The process of writing a file:

(1) client calls creat () to create a file

(2) Distributedfilesystem use RPC to call the metadata node to create a new file in the file system's namespace

(3) The metadata node first determines that the file does not exist, and that the client has permission to create the file, and then creates a new file

(4) Distributedfilesystem return dfsoutstream, client for writing data

(5) The client begins to write data, dfsoutstream the data into chunks and writes

(6) Data Stream writes a block to the first data node in pipeline, the first data node sends the data block to the second data node, and the second data node sends the data to the third data node

(7) Dfsoutstream saves the ACK queue for the emitted data block, waits for the data node in the pipeline to tell the data has been written

If the data node fails during the write process:

Close pipeline to the beginning of the data queue with the block of ACK queue

The current data block is given a new flag by the metadata node in the data node that is already written, and the error node restarts to detect that its data block is obsolete

, it will be deleted

The failed data node is removed from the pipeline, and the other data block is written to the other two data nodes in the pipeline

The metadata node is notified that the data block is not a sufficient number of replication blocks to create a third backup in the future

When the client finishes writing the data, it calls the stream's close function, which writes all data blocks to the data node in pipeline and waits for the ACK queue to return successfully. Finally notifies the metadata node that the write is complete.
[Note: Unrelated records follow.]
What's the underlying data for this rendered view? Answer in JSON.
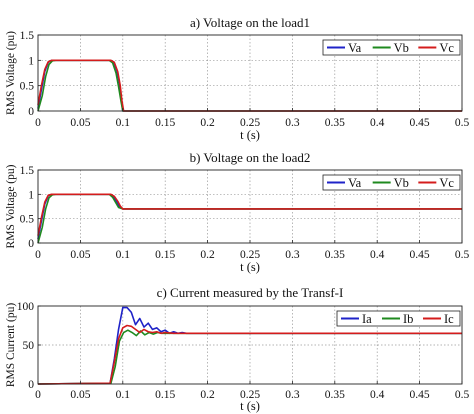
{
  "chart_data": [
    {
      "type": "line",
      "title": "a) Voltage on the load1",
      "xlabel": "t (s)",
      "ylabel": "RMS Voltage (pu)",
      "xlim": [
        0,
        0.5
      ],
      "ylim": [
        0,
        1.5
      ],
      "xticks": [
        0,
        0.05,
        0.1,
        0.15,
        0.2,
        0.25,
        0.3,
        0.35,
        0.4,
        0.45,
        0.5
      ],
      "xticklabels": [
        "0",
        "0.05",
        "0.1",
        "0.15",
        "0.2",
        "0.25",
        "0.3",
        "0.35",
        "0.4",
        "0.45",
        "0.5"
      ],
      "yticks": [
        0,
        0.5,
        1,
        1.5
      ],
      "yticklabels": [
        "0",
        "0.5",
        "1",
        "1.5"
      ],
      "grid": true,
      "legend_position": "top-right",
      "series": [
        {
          "name": "Va",
          "color": "#1f23c8",
          "x": [
            0,
            0.004,
            0.008,
            0.012,
            0.016,
            0.02,
            0.085,
            0.089,
            0.093,
            0.096,
            0.098,
            0.1,
            0.5
          ],
          "y": [
            0.05,
            0.42,
            0.78,
            0.96,
            1.0,
            1.0,
            1.0,
            0.97,
            0.8,
            0.55,
            0.25,
            0.0,
            0.0
          ]
        },
        {
          "name": "Vb",
          "color": "#1f8a1f",
          "x": [
            0,
            0.005,
            0.009,
            0.013,
            0.017,
            0.021,
            0.084,
            0.088,
            0.092,
            0.095,
            0.098,
            0.1,
            0.5
          ],
          "y": [
            0.0,
            0.3,
            0.68,
            0.92,
            0.99,
            1.0,
            1.0,
            0.95,
            0.75,
            0.48,
            0.18,
            0.0,
            0.0
          ]
        },
        {
          "name": "Vc",
          "color": "#d41c1c",
          "x": [
            0,
            0.004,
            0.008,
            0.012,
            0.016,
            0.02,
            0.086,
            0.09,
            0.094,
            0.097,
            0.099,
            0.101,
            0.5
          ],
          "y": [
            0.12,
            0.5,
            0.82,
            0.97,
            1.0,
            1.0,
            1.0,
            0.96,
            0.78,
            0.5,
            0.2,
            0.0,
            0.0
          ]
        }
      ]
    },
    {
      "type": "line",
      "title": "b) Voltage on the load2",
      "xlabel": "t (s)",
      "ylabel": "RMS Voltage (pu)",
      "xlim": [
        0,
        0.5
      ],
      "ylim": [
        0,
        1.5
      ],
      "xticks": [
        0,
        0.05,
        0.1,
        0.15,
        0.2,
        0.25,
        0.3,
        0.35,
        0.4,
        0.45,
        0.5
      ],
      "xticklabels": [
        "0",
        "0.05",
        "0.1",
        "0.15",
        "0.2",
        "0.25",
        "0.3",
        "0.35",
        "0.4",
        "0.45",
        "0.5"
      ],
      "yticks": [
        0,
        0.5,
        1,
        1.5
      ],
      "yticklabels": [
        "0",
        "0.5",
        "1",
        "1.5"
      ],
      "grid": true,
      "legend_position": "top-right",
      "series": [
        {
          "name": "Va",
          "color": "#1f23c8",
          "x": [
            0,
            0.004,
            0.008,
            0.012,
            0.016,
            0.02,
            0.085,
            0.089,
            0.093,
            0.096,
            0.1,
            0.5
          ],
          "y": [
            0.08,
            0.45,
            0.8,
            0.97,
            1.0,
            1.0,
            1.0,
            0.95,
            0.85,
            0.75,
            0.7,
            0.7
          ]
        },
        {
          "name": "Vb",
          "color": "#1f8a1f",
          "x": [
            0,
            0.005,
            0.009,
            0.013,
            0.017,
            0.021,
            0.084,
            0.088,
            0.092,
            0.095,
            0.1,
            0.5
          ],
          "y": [
            0.0,
            0.32,
            0.7,
            0.93,
            0.99,
            1.0,
            1.0,
            0.94,
            0.82,
            0.73,
            0.7,
            0.7
          ]
        },
        {
          "name": "Vc",
          "color": "#d41c1c",
          "x": [
            0,
            0.004,
            0.008,
            0.012,
            0.016,
            0.02,
            0.086,
            0.09,
            0.094,
            0.097,
            0.1,
            0.5
          ],
          "y": [
            0.15,
            0.52,
            0.84,
            0.98,
            1.0,
            1.0,
            1.0,
            0.96,
            0.86,
            0.76,
            0.7,
            0.7
          ]
        }
      ]
    },
    {
      "type": "line",
      "title": "c) Current measured by the Transf-I",
      "xlabel": "t (s)",
      "ylabel": "RMS Current (pu)",
      "xlim": [
        0,
        0.5
      ],
      "ylim": [
        0,
        100
      ],
      "xticks": [
        0,
        0.05,
        0.1,
        0.15,
        0.2,
        0.25,
        0.3,
        0.35,
        0.4,
        0.45,
        0.5
      ],
      "xticklabels": [
        "0",
        "0.05",
        "0.1",
        "0.15",
        "0.2",
        "0.25",
        "0.3",
        "0.35",
        "0.4",
        "0.45",
        "0.5"
      ],
      "yticks": [
        0,
        50,
        100
      ],
      "yticklabels": [
        "0",
        "50",
        "100"
      ],
      "grid": true,
      "legend_position": "top-right",
      "series": [
        {
          "name": "Ia",
          "color": "#1f23c8",
          "x": [
            0,
            0.085,
            0.09,
            0.095,
            0.1,
            0.105,
            0.11,
            0.115,
            0.12,
            0.125,
            0.13,
            0.135,
            0.14,
            0.145,
            0.15,
            0.155,
            0.16,
            0.165,
            0.17,
            0.175,
            0.18,
            0.2,
            0.5
          ],
          "y": [
            0,
            1,
            32,
            70,
            98,
            98,
            92,
            76,
            84,
            73,
            78,
            70,
            72,
            67,
            69,
            65,
            67,
            65,
            66,
            65,
            65,
            65,
            65
          ]
        },
        {
          "name": "Ib",
          "color": "#1f8a1f",
          "x": [
            0,
            0.086,
            0.091,
            0.096,
            0.101,
            0.106,
            0.111,
            0.116,
            0.121,
            0.126,
            0.131,
            0.136,
            0.141,
            0.146,
            0.151,
            0.16,
            0.5
          ],
          "y": [
            0,
            1,
            22,
            55,
            66,
            69,
            66,
            62,
            68,
            63,
            66,
            64,
            66,
            65,
            65,
            65,
            65
          ]
        },
        {
          "name": "Ic",
          "color": "#d41c1c",
          "x": [
            0,
            0.085,
            0.09,
            0.095,
            0.1,
            0.105,
            0.11,
            0.115,
            0.12,
            0.125,
            0.13,
            0.135,
            0.14,
            0.145,
            0.15,
            0.16,
            0.5
          ],
          "y": [
            0,
            1,
            28,
            58,
            72,
            75,
            74,
            70,
            66,
            70,
            67,
            66,
            67,
            65,
            66,
            65,
            65
          ]
        }
      ]
    }
  ]
}
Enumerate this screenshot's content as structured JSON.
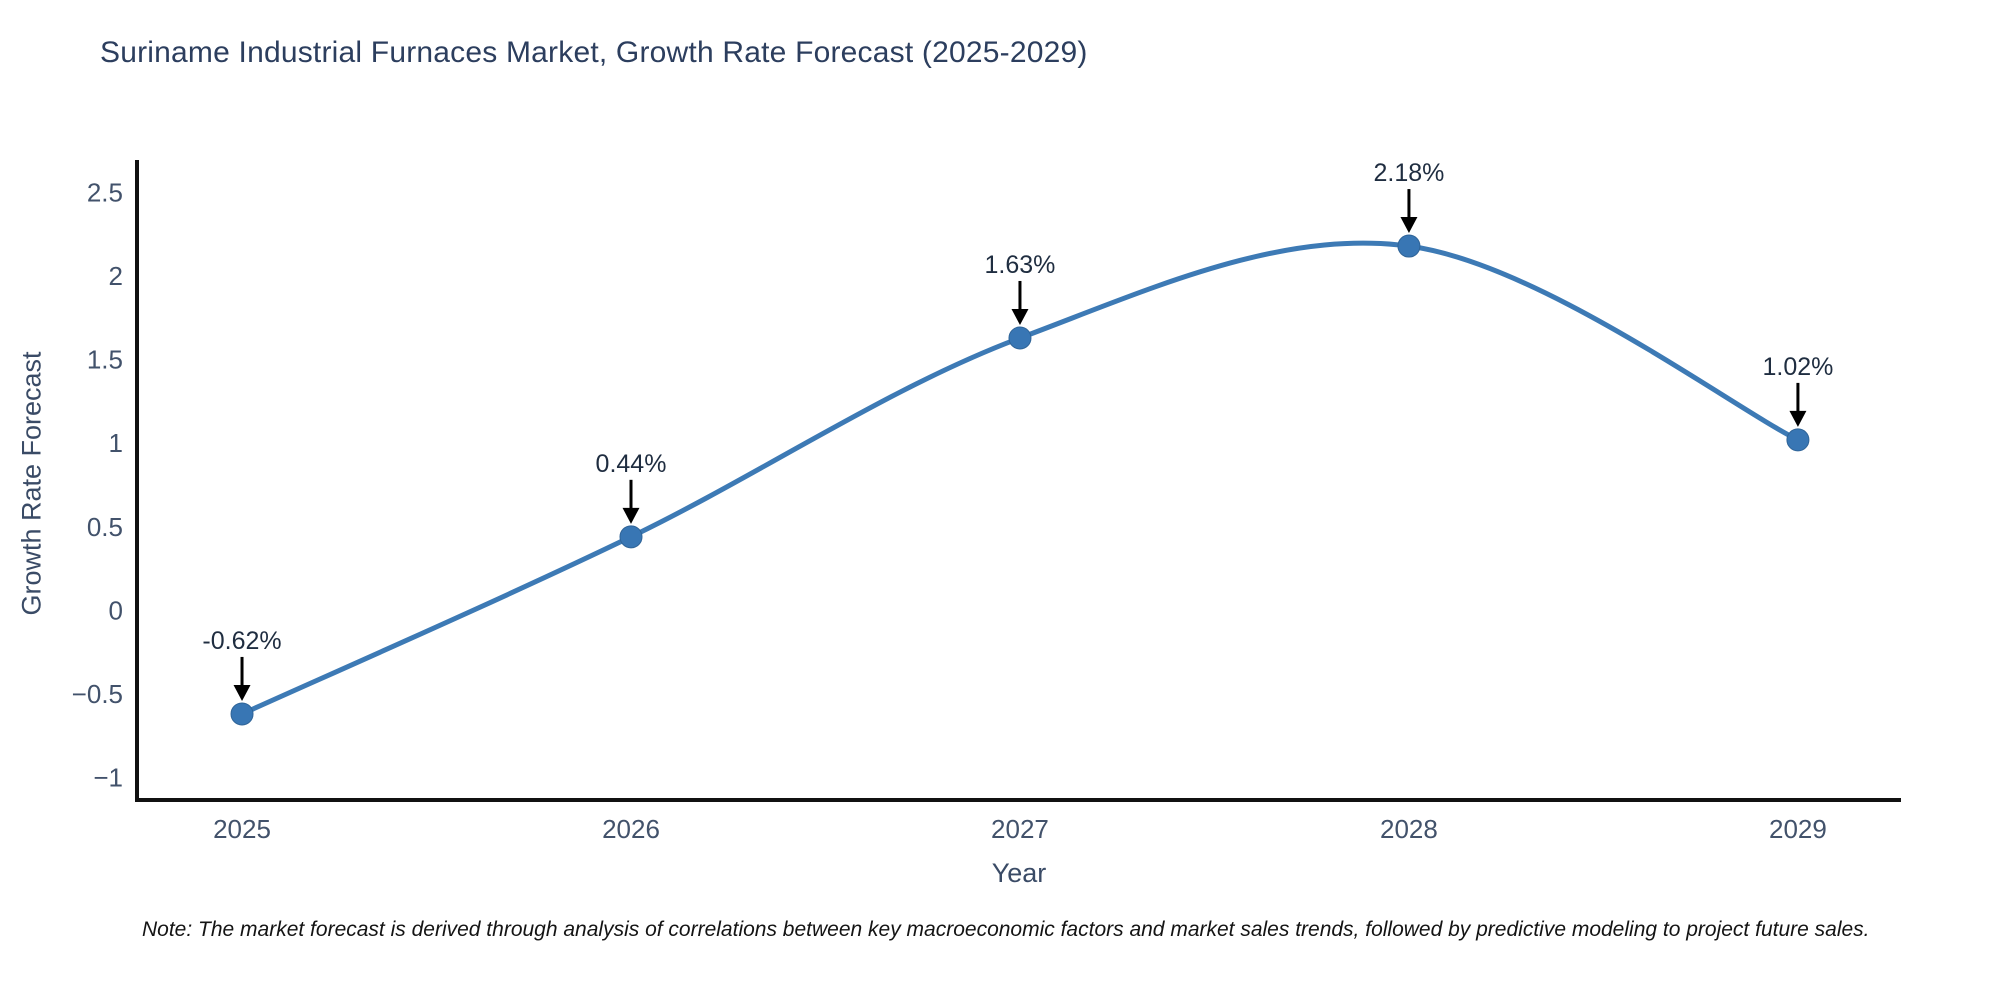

HDFs Development Common commands (Class Shell language):

Create a folder:

Hadoop Fs-mkdir Folder

eg: Hadoop Fs-mkdir/usr/hadoop/myfile

Folder

Upload a file:

Hadoop fs-put Files folder for Hadoop

Eg:hadoop Fs-put/wordcount.jar/usr/hadoop/myfile

deleting files

Hadoop fs-rm File

See what content files are in a folder?

Hadoop fs-ls File

View the contents of a file

Hadoop fs-text/File

Common commands for Hadoop administrators:

Hadoop Job-list Lists the jobs that are running

Hadoop job-kill<job_id> Kill Job

Hadoop fsck checks HDFs block status for damage

Hadoop dfsadmin-report Check HDFs block status, including DN information

Hadoop distcp hsfs:///hdfs://parallel copy

(3) Mapreduce

(1) programming model, mainly used for data analysis

(2) Maximizing CPU utilization

Hadoop Practical Notes

Contact Us

The content source of this page is from Internet, which doesn't represent Alibaba Cloud's opinion; products and services mentioned on that page don't have any relationship with Alibaba Cloud. If the content of the page makes you feel confusing, please write us an email, we will handle the problem within 5 days after receiving your email.

If you find any instances of plagiarism from the community, please send an email to: info-contact@alibabacloud.com and provide relevant evidence. A staff member will contact you within 5 working days.

A Free Trial That Lets You Build Big!

Start building with 50+ products and up to 12 months usage for Elastic Compute Service

  • Sales Support

    1 on 1 presale consultation

  • After-Sales Support

    24/7 Technical Support 6 Free Tickets per Quarter Faster Response

  • Alibaba Cloud offers highly flexible support services tailored to meet your exact needs.